In Boling v. Public Employment Relations Board, the Supreme Court holds that San Diego’s mayor needed to meet and confer with a municipal employees’ union under the Meyers-Milias-Brown Act before supporting a successful 2012 citizens’ initiative to reform the employees’ pension system. Expressly noting it was not deciding “the merits of pension reform or any particular pension reform policy” (that could come in later cases), the court’s opinion by Justice Carol Corrigan defers to a Public Employment Relations Board decision that a meet and confer was required.
The court concludes that, although “the application of law to undisputed facts ordinarily presents a legal question that is reviewed de novo,” statutory law provides a different rule for the Board — “when the matter falls within PERB’s area of expertise, the deferential standard . . . applies to its legal determinations even if based on undisputed facts.”

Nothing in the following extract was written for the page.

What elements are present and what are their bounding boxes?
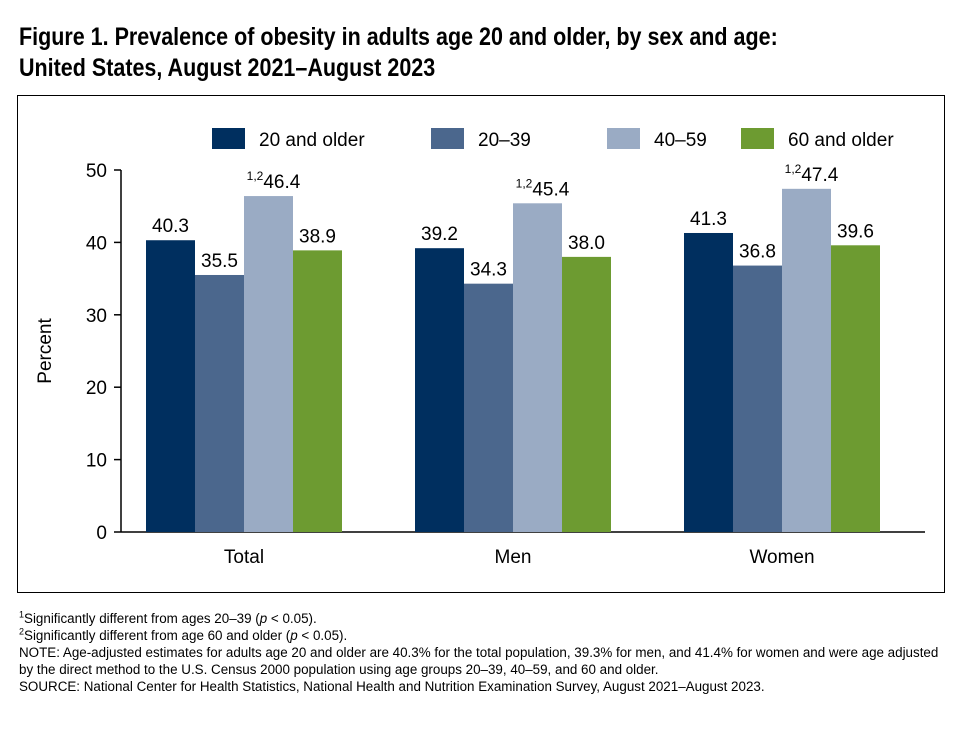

The mayor’s duty to meet and confer was triggered because, even though his support was for a citizens’ initiative and not one placed on the ballot by the City, he “pursued pension reform as a matter of policy while acting as the city’s chief executive officer.”
The court leaves it to the Court of Appeal on remand to determine the proper remedy for the mayor’s violation. The Board said only a court could invalidate the initiative election, and instead ordered a make-whole remedy based on compensation lost by employees because of the initiative.
First District, Division Two, Justice Marla Miller is the pro tem on the case.
The court reverses the Fourth District, Division One, Court of Appeal.